POS AM 1 d477628dposam.htm POS AM POS AM

As filed with the Securities and Exchange Commission on March 23, 2023

Registration No. 333-257261

 

 

 

UNITED STATES

SECURITIES AND EXCHANGE COMMISSION

Washington, D.C. 20549

 

 

POST-EFFECTIVE AMENDMENT NO. 1

TO

FORM S-1

REGISTRATION STATEMENT

UNDER

THE SECURITIES ACT OF 1933

 

 

INVESCO DB G10 CURRENCY HARVEST FUND

(Registrant)

(Exact name of registrant as specified in its charter)

 

 

 

Delaware   6799   16-6562496 (Registrant)
(State of Organization)  

(Primary Standard Industrial

Classification Code Number)

 

(I.R.S. Employer

Identification Number)

c/o Invesco Capital Management LLC

3500 Lacey Road, Suite 700

Downers Grove, Illinois 60515

(800) 983-0903

(Address, including zip code, and telephone number including

area code, of registrant’s principal executive offices)

   

Adam Henkel

c/o Invesco Capital Management LLC

3500 Lacey Road, Suite 700

Downers Grove, Illinois 60515

(800) 983-0903

   

(Name, address, including zip code, and telephone number,

including area code, of agent for service)

 

 

Copies to:

Erin E. Martin, Esq.

Michael M. Philipp, Esq.

Morgan, Lewis & Bockius LLP

110 North Wacker Drive

Chicago, IL 60606-1511

Approximate date of commencement of proposed sale to the public:

As promptly as practicable after the effective date of this Registration Statement.

 

 

If any of the securities being registered on this Form are to be offered on a delayed or continuous basis pursuant to Rule 415 under the Securities Act of 1933, check the following box.  ☐

If this Form is filed to register additional securities for an offering pursuant to Rule 462(b) under the Securities Act, please check the following box and list the Securities Act registration statement number of the earlier effective registration statement for the same offering.  ☐

If this Form is a post-effective amendment filed pursuant to Rule 462(c) under the Securities Act, check the following box and list the Securities Act registration statement number of the earlier effective registration statement for the same offering.  ☐

If this Form is a post-effective amendment filed pursuant to Rule 462(d) under the Securities Act, check the following box and list the

Securities Act registration statement number of the earlier effective registration statement for the same offering.  ☐

Indicate by check mark whether the registrant is a large accelerated filer, an accelerated filer, a non-accelerated filer, a smaller reporting company, or an emerging growth company.
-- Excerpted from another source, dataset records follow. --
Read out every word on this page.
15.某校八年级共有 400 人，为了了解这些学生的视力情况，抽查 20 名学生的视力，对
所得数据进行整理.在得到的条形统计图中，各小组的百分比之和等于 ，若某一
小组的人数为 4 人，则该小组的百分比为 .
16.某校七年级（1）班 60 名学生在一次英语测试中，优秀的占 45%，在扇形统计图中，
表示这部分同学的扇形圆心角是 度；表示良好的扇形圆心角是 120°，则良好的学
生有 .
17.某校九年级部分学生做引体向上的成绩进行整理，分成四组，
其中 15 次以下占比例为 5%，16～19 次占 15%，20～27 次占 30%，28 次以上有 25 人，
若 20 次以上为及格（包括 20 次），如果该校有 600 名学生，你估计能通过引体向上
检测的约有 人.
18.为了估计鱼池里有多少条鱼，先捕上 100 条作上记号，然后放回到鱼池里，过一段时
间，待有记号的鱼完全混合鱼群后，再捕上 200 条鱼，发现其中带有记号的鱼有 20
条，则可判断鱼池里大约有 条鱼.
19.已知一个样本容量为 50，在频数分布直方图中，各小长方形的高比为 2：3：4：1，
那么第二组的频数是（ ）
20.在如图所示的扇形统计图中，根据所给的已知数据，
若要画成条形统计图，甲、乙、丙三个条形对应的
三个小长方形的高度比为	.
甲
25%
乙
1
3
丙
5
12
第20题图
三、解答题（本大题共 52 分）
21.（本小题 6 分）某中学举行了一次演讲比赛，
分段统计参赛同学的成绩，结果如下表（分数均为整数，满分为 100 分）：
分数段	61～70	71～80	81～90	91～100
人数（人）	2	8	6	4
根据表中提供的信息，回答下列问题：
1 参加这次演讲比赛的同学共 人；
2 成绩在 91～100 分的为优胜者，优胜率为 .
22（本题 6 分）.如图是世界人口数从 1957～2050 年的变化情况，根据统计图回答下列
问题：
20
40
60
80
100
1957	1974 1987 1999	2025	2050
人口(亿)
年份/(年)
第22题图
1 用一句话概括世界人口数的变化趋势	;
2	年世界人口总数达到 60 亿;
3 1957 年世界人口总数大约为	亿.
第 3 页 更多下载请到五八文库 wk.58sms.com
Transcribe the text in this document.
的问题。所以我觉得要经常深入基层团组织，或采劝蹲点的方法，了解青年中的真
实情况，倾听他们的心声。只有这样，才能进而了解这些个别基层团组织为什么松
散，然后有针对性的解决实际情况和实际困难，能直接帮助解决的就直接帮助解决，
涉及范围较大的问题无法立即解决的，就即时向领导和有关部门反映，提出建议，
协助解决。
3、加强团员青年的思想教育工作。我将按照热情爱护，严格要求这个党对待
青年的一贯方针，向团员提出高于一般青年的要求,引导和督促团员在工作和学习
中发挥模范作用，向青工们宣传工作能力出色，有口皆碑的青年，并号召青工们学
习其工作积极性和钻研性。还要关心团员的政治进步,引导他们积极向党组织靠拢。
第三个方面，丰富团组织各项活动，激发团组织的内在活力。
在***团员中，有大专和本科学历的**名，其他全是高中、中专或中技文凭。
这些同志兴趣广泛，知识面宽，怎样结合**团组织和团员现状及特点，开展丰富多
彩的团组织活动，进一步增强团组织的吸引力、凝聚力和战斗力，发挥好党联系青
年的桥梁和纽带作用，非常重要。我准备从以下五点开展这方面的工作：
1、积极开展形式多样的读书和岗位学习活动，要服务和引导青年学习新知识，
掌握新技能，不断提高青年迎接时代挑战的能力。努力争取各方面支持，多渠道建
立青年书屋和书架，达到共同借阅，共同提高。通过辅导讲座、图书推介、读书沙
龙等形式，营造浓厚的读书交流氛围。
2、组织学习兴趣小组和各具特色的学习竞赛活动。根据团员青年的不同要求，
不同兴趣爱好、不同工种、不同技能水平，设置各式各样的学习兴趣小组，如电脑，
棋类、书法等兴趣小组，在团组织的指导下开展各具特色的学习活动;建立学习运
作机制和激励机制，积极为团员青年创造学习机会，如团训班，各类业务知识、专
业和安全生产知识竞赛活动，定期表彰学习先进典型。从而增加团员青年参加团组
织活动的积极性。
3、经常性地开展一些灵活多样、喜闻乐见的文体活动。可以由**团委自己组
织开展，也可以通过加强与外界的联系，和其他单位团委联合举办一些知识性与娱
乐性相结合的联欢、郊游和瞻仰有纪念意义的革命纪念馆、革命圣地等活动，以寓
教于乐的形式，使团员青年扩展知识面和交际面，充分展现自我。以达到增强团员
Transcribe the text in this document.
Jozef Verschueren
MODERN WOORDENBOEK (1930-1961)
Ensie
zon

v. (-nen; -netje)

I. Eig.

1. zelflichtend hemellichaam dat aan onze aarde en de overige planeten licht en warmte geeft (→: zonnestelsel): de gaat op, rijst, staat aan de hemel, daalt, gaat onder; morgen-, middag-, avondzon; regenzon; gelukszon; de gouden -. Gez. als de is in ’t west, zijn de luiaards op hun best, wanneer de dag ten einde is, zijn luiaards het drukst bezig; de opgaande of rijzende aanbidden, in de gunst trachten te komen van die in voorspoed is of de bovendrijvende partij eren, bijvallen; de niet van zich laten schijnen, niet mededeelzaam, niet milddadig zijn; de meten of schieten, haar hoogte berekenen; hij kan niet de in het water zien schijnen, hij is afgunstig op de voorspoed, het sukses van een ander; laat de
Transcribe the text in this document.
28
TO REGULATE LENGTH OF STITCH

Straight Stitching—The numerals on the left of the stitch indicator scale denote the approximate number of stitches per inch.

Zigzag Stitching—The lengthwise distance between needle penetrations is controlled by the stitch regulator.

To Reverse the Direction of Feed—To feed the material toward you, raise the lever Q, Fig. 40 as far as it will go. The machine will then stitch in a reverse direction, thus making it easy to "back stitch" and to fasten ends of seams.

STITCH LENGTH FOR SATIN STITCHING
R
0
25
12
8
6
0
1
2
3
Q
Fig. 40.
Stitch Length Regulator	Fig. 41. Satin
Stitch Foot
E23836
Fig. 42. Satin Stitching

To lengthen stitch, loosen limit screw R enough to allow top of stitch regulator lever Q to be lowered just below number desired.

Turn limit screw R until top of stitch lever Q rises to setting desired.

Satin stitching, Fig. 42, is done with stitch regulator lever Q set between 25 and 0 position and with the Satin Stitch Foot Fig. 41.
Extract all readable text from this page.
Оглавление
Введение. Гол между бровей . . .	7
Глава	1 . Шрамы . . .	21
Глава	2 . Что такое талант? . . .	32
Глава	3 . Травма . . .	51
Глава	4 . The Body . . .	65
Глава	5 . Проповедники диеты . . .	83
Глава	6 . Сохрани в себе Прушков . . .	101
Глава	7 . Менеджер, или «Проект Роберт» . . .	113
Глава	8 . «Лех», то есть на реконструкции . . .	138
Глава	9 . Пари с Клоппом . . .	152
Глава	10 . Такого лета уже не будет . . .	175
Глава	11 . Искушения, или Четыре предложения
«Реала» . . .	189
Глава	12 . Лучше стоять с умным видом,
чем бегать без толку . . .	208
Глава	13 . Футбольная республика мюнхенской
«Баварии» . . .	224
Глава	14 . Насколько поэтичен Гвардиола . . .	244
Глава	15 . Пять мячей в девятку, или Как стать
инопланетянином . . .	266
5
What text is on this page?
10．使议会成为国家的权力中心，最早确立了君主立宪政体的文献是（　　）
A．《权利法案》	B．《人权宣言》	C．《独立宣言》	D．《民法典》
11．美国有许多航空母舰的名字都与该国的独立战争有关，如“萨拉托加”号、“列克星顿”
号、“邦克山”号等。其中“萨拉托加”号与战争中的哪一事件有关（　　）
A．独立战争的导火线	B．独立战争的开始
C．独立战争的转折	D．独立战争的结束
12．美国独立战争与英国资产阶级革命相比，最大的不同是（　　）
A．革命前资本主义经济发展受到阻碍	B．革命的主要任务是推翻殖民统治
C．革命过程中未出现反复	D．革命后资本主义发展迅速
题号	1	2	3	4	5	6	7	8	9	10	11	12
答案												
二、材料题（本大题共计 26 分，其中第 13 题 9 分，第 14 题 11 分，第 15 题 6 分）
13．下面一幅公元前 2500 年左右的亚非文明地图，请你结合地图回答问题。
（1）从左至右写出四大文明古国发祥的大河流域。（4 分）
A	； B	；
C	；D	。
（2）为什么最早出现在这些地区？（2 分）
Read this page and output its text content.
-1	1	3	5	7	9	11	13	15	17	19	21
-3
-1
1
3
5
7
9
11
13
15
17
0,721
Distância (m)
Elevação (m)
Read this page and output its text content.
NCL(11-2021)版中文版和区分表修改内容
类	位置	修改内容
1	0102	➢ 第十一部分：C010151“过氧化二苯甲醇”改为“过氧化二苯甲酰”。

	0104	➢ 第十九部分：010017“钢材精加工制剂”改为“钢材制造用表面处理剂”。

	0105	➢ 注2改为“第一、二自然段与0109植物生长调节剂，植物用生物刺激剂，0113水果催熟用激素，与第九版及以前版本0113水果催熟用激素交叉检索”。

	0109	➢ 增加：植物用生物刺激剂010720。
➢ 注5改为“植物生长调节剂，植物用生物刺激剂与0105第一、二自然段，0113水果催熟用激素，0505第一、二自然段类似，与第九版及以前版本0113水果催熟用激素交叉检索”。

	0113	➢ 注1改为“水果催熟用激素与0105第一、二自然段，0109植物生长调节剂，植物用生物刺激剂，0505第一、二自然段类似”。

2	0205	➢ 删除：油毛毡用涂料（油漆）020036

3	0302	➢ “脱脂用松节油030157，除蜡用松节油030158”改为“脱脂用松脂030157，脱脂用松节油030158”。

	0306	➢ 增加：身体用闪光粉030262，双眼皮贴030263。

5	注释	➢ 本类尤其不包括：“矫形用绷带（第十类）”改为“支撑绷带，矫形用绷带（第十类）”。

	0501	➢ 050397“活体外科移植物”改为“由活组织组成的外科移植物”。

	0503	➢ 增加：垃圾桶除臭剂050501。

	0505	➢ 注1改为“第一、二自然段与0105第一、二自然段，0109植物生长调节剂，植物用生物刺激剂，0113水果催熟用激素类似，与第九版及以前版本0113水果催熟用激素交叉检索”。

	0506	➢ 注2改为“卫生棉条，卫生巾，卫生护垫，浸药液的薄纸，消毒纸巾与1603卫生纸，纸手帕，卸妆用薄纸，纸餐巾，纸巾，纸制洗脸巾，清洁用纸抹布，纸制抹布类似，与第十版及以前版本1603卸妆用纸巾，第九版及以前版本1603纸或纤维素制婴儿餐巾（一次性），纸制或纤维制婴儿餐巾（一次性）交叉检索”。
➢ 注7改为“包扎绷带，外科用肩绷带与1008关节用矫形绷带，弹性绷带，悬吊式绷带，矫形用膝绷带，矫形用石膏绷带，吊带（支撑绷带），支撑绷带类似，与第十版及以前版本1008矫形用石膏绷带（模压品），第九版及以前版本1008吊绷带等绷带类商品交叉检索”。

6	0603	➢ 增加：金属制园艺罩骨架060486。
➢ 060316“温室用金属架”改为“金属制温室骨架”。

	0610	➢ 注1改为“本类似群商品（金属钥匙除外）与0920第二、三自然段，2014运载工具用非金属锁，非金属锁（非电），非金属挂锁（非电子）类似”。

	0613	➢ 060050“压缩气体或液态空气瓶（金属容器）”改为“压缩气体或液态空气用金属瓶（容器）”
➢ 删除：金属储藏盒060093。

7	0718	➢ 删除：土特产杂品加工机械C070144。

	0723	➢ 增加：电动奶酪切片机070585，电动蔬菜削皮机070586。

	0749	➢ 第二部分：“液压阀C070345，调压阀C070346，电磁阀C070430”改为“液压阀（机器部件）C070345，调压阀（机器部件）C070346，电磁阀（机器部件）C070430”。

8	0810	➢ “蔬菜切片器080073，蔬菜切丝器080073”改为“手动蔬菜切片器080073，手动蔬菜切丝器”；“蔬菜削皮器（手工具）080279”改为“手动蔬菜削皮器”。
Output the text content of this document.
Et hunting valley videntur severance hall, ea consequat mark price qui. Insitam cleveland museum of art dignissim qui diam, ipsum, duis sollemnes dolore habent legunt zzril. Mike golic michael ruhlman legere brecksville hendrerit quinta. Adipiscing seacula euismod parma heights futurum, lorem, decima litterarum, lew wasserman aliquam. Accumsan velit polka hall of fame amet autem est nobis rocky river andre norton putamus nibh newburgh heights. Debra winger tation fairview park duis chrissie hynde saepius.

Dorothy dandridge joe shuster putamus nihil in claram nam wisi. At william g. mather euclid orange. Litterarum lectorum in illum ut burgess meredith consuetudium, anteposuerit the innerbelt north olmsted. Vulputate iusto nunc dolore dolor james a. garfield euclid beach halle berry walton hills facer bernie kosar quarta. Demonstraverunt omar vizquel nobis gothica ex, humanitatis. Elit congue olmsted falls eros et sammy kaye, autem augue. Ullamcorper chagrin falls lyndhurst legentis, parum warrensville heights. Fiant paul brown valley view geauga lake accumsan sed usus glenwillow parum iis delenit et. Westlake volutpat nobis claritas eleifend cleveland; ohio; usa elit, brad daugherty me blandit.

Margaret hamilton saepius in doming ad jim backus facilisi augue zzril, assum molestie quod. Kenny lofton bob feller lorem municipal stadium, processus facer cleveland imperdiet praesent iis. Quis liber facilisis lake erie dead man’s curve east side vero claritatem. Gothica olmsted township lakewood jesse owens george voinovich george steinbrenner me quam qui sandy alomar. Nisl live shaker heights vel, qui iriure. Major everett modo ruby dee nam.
See the definitions of “large accelerated filer,” “accelerated filer,” “smaller reporting company,” and “emerging growth company” in Rule 12b2 of the Exchange Act.

 

Large accelerated filer      Accelerated filer  
Non-accelerated filer      Smaller reporting company  
     Emerging growth company  

If an emerging growth company, indicated by check mark if the registrant has elected not to use the extended transition period for complying with any new or revised financial accounting standards provided pursuant to Section 7(a)(2)(B) of the Securities Act. ☐

This Post-Effective Amendment No. 1 shall hereafter become effective in accordance with Section 8(c) of the Securities Act of 1933, as amended, or on such date as the Securities and Exchange Commission, acting pursuant to Section 8(c), may determine.

 

 

 


Explanatory Note

This Post-Effective Amendment No. 1 relates to the Registration Statement on Form S-1 (File No. 333-257261) (the “Registration Statement”) of Invesco DB G10 Currency Harvest Fund (the “Fund”). On January 23, 2023, Invesco Capital Management LLC (the “Managing Owner”), the commodity pool operator of the Fund, announced that the Managing Owner’s board of managers has approved a plan of liquidation and termination to (i) liquidate the Fund (the “Liquidation”), (ii) terminate the continuous offering of shares of the Fund under the Securities Act of 1933, and (iii) deregister the shares of the Fund under the Securities Exchange Act of 1934, and therefore, terminate the Fund’s obligation to file periodic and current reports with the Securities and Exchange Commission.

On March 10, 2023, the Fund liquidated its remaining assets and distributed cash on a pro rata basis to the shareholders that had not previously sold their shares, less an amount retained to pay the costs of closing the Fund. The Managing Owner will terminate the Fund after it has wound up the Fund’s remaining administrative affairs.

As a result of the Liquidation, the Fund has terminated all offerings of its securities pursuant to the Registration Statement. In connection with the Liquidation, and in accordance with an undertaking made by the Fund in the Registration Statement to remove from registration by means of a post-effective amendment, any securities which remain unsold at the termination of the offering, the Fund hereby removes from registration all securities of the Fund registered pursuant to the Registration Statement that remain unsold as of the date hereof. As previously disclosed, the Fund intends to use the remaining fees available pursuant to Rule 457(p) to offset any fees owed under Rule 456(d).


SIGNATURES

Pursuant to the requirements of the Securities Act of 1933, the Managing Owner of the Registrant has duly caused this Post-Effective Amendment No. 1 to the Registration Statement on Form S-1 to be signed on its behalf by the undersigned, thereunto duly authorized, in the City of Downers Grove, State of Illinois, on the 23rd day of March, 2023.

 

Invesco DB G10 Currency Harvest Fund
By:  

Invesco Capital Management LLC,

its Managing Owner

  By:  

/s/ Anna Paglia

    Name:   Anna Paglia
    Title:   Principal Executive Officer

No other person is required to sign this Post-Effective Amendment No. 1 to the Registration Statement in reliance upon Rule 478 of the Securities Act.